Juventus z kolejnym zwycięstwem w lidze, dalej bez straty gola!

26.08.2024

Na koniec poniedziałkowego wieczoru Hellas Werona podejmował na własnym stadionie Juventus. Mimo iż Thiago Motta nadal nie miał kompletnego składu, pokazał, że potrafi zbudować nowe twarze. Po 90 minutach „Stara Dama” zwyciężyła 3:0 po dwóch trafieniach Vlahovicia oraz jednym Savony. Po dwóch zwycięstwach Juve jest samodzielnym liderem w Serie A.  

Juventus odpalił po niemrawym początku

W ostatnim tygodniu Hellas dość niespodziewanie i bardzo wyraźnie pokonał Napoli (0:3). Był to zdecydowanie znak ostrzegawczy dla „Starej Damy”, która również takim samym wynikiem zwyciężyła z Como. Spotkanie zapowiadało się bardzo ciekawie i wydaje się, że kibice nie żałowali zakupionych biletów, choć to stwierdzenie bardziej pasuje do fanów ekipy przyjezdnej.
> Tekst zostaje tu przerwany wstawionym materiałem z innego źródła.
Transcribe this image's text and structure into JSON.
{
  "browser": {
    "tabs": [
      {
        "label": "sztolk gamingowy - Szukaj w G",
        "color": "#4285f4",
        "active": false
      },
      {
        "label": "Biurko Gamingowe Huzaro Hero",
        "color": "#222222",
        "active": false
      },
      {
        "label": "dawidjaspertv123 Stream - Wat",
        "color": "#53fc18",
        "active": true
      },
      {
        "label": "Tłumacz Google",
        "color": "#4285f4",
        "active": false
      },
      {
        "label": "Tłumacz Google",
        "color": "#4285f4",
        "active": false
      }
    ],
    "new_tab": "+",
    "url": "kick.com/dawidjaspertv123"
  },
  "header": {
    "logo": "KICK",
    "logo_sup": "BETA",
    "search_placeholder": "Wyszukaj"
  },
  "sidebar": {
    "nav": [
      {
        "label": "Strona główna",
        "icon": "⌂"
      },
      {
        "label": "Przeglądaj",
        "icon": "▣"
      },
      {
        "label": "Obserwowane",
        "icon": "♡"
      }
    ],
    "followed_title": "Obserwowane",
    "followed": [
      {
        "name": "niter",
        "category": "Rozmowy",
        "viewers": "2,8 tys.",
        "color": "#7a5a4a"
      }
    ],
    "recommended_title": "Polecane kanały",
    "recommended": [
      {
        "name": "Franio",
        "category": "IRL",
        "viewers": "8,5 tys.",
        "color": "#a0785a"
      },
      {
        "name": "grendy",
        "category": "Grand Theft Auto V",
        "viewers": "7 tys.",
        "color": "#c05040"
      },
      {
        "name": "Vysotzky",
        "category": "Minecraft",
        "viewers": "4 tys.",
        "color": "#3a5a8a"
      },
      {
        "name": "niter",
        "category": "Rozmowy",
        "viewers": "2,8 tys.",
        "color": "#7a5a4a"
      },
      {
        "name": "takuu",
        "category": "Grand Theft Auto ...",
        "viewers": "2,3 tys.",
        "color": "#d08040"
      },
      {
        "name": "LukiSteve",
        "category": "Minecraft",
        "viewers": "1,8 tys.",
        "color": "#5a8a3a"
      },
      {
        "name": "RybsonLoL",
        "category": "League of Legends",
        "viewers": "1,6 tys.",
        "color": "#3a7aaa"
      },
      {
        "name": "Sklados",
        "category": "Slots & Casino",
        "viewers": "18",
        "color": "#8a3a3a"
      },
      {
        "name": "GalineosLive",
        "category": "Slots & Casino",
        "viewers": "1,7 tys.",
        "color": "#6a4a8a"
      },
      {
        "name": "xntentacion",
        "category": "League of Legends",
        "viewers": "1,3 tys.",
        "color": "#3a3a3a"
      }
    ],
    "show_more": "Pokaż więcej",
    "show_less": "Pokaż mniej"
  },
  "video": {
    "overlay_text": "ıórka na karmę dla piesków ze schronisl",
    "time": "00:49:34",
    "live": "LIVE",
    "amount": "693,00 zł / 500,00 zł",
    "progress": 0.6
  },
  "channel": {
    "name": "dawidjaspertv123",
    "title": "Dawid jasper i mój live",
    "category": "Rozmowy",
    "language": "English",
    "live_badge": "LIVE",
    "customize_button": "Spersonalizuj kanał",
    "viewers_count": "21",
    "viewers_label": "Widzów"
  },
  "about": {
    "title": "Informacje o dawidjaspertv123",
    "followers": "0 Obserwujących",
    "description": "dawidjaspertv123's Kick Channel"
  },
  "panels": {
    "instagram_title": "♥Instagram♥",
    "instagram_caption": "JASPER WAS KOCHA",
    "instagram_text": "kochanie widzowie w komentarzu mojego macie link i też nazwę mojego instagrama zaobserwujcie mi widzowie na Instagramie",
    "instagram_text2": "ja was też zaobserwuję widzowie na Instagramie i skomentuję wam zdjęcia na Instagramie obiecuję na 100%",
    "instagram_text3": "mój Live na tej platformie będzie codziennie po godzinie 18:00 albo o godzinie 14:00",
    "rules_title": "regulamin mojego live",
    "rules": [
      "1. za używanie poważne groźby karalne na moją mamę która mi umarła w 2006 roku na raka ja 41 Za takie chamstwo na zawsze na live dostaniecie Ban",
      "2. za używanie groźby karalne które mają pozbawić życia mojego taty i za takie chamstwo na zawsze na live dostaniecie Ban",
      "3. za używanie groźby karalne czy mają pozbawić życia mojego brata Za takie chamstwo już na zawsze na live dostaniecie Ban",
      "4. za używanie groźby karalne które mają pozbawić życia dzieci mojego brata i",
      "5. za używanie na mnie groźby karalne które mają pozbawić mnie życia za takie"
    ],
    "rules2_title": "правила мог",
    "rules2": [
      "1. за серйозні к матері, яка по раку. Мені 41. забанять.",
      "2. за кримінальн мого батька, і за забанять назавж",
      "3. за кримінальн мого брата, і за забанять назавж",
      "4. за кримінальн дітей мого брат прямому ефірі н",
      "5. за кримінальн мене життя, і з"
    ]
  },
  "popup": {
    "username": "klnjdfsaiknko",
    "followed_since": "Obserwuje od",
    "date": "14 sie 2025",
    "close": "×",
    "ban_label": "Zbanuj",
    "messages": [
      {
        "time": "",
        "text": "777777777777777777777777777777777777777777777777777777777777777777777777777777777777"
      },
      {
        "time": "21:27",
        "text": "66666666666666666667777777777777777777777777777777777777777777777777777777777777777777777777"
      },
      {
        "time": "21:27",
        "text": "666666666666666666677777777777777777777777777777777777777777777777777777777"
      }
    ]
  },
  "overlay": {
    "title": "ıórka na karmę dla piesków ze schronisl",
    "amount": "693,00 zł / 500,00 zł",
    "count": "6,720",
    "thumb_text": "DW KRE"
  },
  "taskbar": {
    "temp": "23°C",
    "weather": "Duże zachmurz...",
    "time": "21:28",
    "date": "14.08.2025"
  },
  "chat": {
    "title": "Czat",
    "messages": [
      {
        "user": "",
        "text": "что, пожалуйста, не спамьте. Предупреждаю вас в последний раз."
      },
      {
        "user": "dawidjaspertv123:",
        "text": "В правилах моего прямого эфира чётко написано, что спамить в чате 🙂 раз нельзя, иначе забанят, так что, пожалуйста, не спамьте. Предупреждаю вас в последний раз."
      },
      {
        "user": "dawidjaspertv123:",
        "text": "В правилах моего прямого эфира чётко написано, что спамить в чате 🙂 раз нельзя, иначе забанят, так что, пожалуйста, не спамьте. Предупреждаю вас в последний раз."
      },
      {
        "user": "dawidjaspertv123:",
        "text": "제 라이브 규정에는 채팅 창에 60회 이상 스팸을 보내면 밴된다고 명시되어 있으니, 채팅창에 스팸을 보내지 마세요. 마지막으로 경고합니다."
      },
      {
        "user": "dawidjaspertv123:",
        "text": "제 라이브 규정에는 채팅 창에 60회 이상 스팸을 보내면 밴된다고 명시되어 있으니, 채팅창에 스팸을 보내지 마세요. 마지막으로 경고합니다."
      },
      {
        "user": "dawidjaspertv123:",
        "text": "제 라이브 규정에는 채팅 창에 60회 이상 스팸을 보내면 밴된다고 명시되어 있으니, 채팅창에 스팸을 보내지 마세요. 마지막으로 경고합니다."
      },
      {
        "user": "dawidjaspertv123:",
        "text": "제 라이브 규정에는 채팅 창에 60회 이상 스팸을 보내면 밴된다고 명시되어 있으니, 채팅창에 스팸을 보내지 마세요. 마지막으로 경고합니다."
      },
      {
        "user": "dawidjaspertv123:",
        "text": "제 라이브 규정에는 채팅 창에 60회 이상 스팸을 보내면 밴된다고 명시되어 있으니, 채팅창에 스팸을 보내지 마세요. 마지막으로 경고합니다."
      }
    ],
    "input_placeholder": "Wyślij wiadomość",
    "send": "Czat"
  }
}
Pierwsze minuty były bardzo standardowe, a więc badanie rywala i asekuracyjne rozgrywanie piłki. Dopiero Mosquera w 14. minucie oddał strzał po zamieszaniu w polu karnym, jednak został zablokowany. Juventus wyglądał od początku dość ospale, lecz w 18. minucie MAnuel Locatelli pokazał, co potrafi zrobić z dystansu, zmuszając Montipo do interwencji. Oczywiście to Juve przeważało w posiadaniu piłki, lecz nie wynikało z tego nic pożytecznego.

W 23. minucie piłka po raz pierwszy wpadła do siatki, lecz Nicolo Savona był na wyraźnym spalonym. W tamtym momencie Juventus w końcu zaczął grać swój futbol i poczuł krew, czego efektem było trafienie Dusana Vlahovicia pięć minut później. W tej sytuacji należy podkreślić pracę Locatellego, który odebrał piłkę Dudzie w środku pola. Swoją kolejną okazję dostał także w 39. minucie wcześniejszy pechowiec, a więc Savona, który wykorzystał wrzutkę Mbangulii, ustanawiając wynik pierwszej połowy na 2:0 dla gości.

Potwierdzenie dominacji

Druga część rozpoczęła się dość spokojnie, lecz do czasu, ponieważ ciągle rozpędzony był Mbangula. W 52. minucie ruszył lewą stroną boiska i wywalczył rzut karny po faulu Tchatchouy. Oczywiście do wykonania jedenastki podszedł Vlahović i się nie pomylił. Strzelił drugiego gola zarówno w meczu, jak i w tym sezonie. Juventus całkowicie przejął inicjatywę w tym spotkaniu, lecz sytuacji nie było aż tak dużo. Dopiero w 61. minucie Yildiz popędził lewą stroną i oddał uderzenie, ale dobrze ustawiony był Montipo.

Bramka numer trzy ewidentnie uśpiła to starcie, a gracze Hellasu Werona nie byli w stanie w żaden sposób zbliżyć się do bramki strzeżonej przez Di Gregorio. Najlepszym przykładem solidności obrony Juventusu jest fakt, iż gospodarze przez 90 minut oddali tylko jeden celny strzał i co ciekawe dopiero w 83. minucie.

Thiago Motta pokazuje, że mimo braków kadrowych potrafi znakomicie poukładać swoją drużynę. Odkrył także nowe postacie, takie jak Savona, czy też brylujący dziś Mbangula. Klub wykonał już sporo ruchów na rynku transferowym, lecz włoski trener na ten moment musi jeszcze radzić sobie z utalentowaną młodzieżą. Po dwóch kolejkach Juventus ma na koncie sześć oczek i stał się samodzielnym liderem Serie A. Warto podkreślić, iż po dwóch spotkaniach nadal nie stracił żadnej bramki, co podkreśla skuteczność systemu wprowadzonego przez nowego szkoleniowca.